A new eye on transport issues…

Prix du pétrole : remise en cause des stratégies logistiques

Posted on October 9, 2008 by Matthieu Desiderio

Le pétrole remet en cause les stratégies logistiques de beaucoup de distributeurs. Ceux-ci se sont souvent distingués au cours des dernières années par leurs volontés de démontrer leurs engagements pour une logistique verte. Entrepôts HQE (Haute Qualité Environnementale), panneaux solaires sur les toits des entrepôts, flux imports remis au fleuve ou encore distribution ferroviaire sont des exemples des initiatives (“bling-bling” ?) mises en place par les grandes enseignes de la distribution.

Selon les professionnels, le transport représente la moitié des coûts logistiques. Par ailleurs, le transport représente généralement, dans la grande distribution, 1,5% du prix de vente des produits. A ce titre, les variations des prix du pétrole ont un impact direct sur le chiffre d’affaires des distributeurs.

Les solutions techniques et opérationnelles

La limitation des coûts de transport passe par une plus grande rigueur opérationnelle. Notamment, le volume total des camions n’est pas toujours utilisé de manière optimale, puisque la forme et la taille des lots consolidés à destination des magasins ne permettent pas toujours d’utiliser la hauteur complète des remorques. Des remorques à double-plancher (couramment utiliseés en lot complet, et sur certains marchés de niche du transport routier de marchandises) peuvent permettre de pallier cette perte de productivité. Pour les plus optimistes, il s’agirait d’une économie d’un véhicule sur deux. Cette option nécessite des produits de hauteur inférieure à 1 m, et de poids moyens (généralement inférieur à 400 kg/palette).

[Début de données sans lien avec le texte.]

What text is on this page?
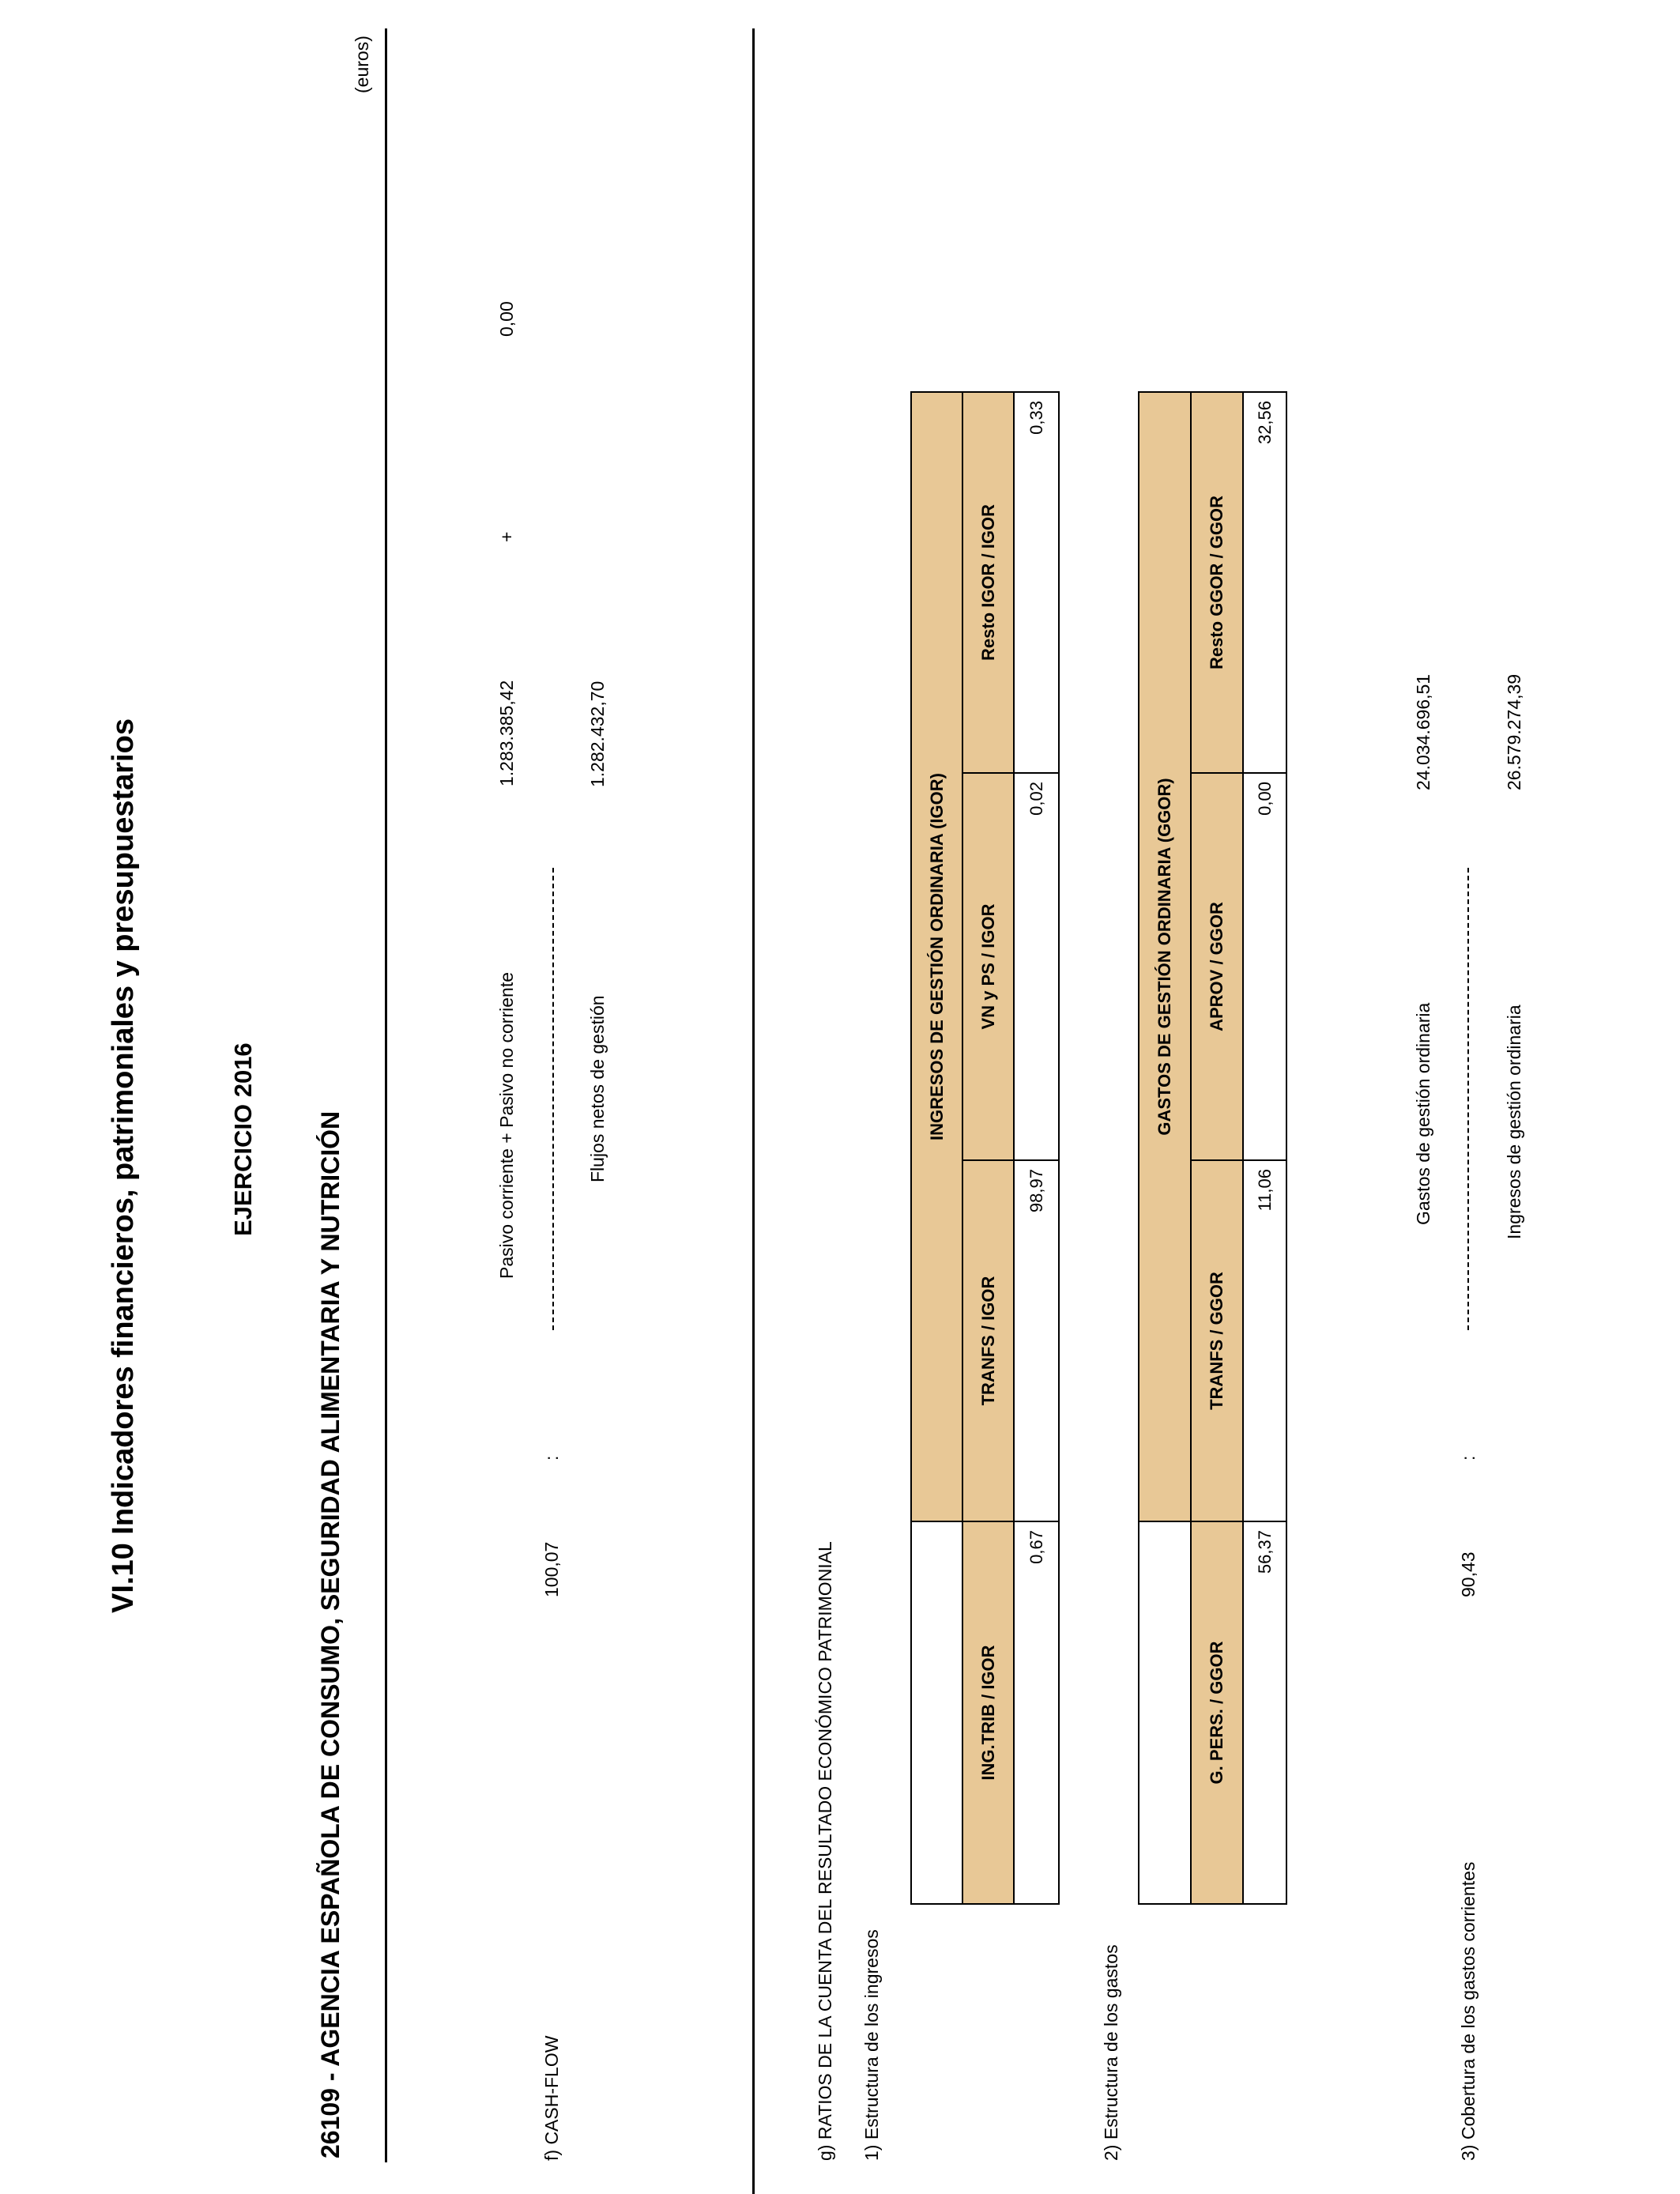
VI.10 Indicadores financieros, patrimoniales y presupuestarios	EJERCICIO 2016 26109 - AGENCIA ESPAÑOLA DE CONSUMO, SEGURIDAD ALIMENTARIA Y NUTRICIÓN
(euros)
f) CASH-FLOW
100,07
:
Pasivo corriente + Pasivo no corriente
1.283.385,42
+
0,00
Flujos netos de gestión
1.282.432,70
g) RATIOS DE LA CUENTA DEL RESULTADO ECONÓMICO PATRIMONIAL 1) Estructura de los ingresos
	INGRESOS DE GESTIÓN ORDINARIA (IGOR)		
ING.TRIB / IGOR	TRANFS / IGOR	VN y PS / IGOR	Resto IGOR / IGOR
0,67	98,97	0,02	0,33
2) Estructura de los gastos
	GASTOS DE GESTIÓN ORDINARIA (GGOR)		
G. PERS. / GGOR	TRANFS / GGOR	APROV / GGOR	Resto GGOR / GGOR
56,37	11,06	0,00	32,56
3) Cobertura de los gastos corrientes
90,43
:
Gastos de gestión ordinaria
24.034.696,51
Ingresos de gestión ordinaria
26.579.274,39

Les distributeurs peuvent aussi tenter de limiter la consommation de carburant « à la source ». Pour cela, le renouvellement du matériel, combiné à des formations à l’éco-conduite et un suivi des consommations de chaque conducteur est susceptible de diminuer de 10% la consommation totale de carburant.

Enfin, pour s’affranchir de certaines contraintes horaires de livraisons, certains distributeurs envisagent de créer des sas dans leurs magasins, sortes de locaux annexes sécurisés qui permettraient de déposer les marchandises à n’importe qu’elle heure. Cela signifierait plus de liberté dans l’organisation des transports et moins de pertes de temps dues à la congestion routière.

Boulversement des stratégies d’entreprises ?

Sur un plan stratégique, cette fois, nombreux sont les distributeurs qui prévoient une refonte de leurs implantations logistiques à moyen terme. Des entrepôts localisés plus proches des bassins de consommation généreraient, en apparence, moins de transport.

Aussi, il convient de revoir le concept de flux tendus, pourtant si fortement ancré dans le secteur de la grande distribution. Pour certains produits spécifiques, les rythmes de livraisons des magasins pourraient être largement revus à la baisse.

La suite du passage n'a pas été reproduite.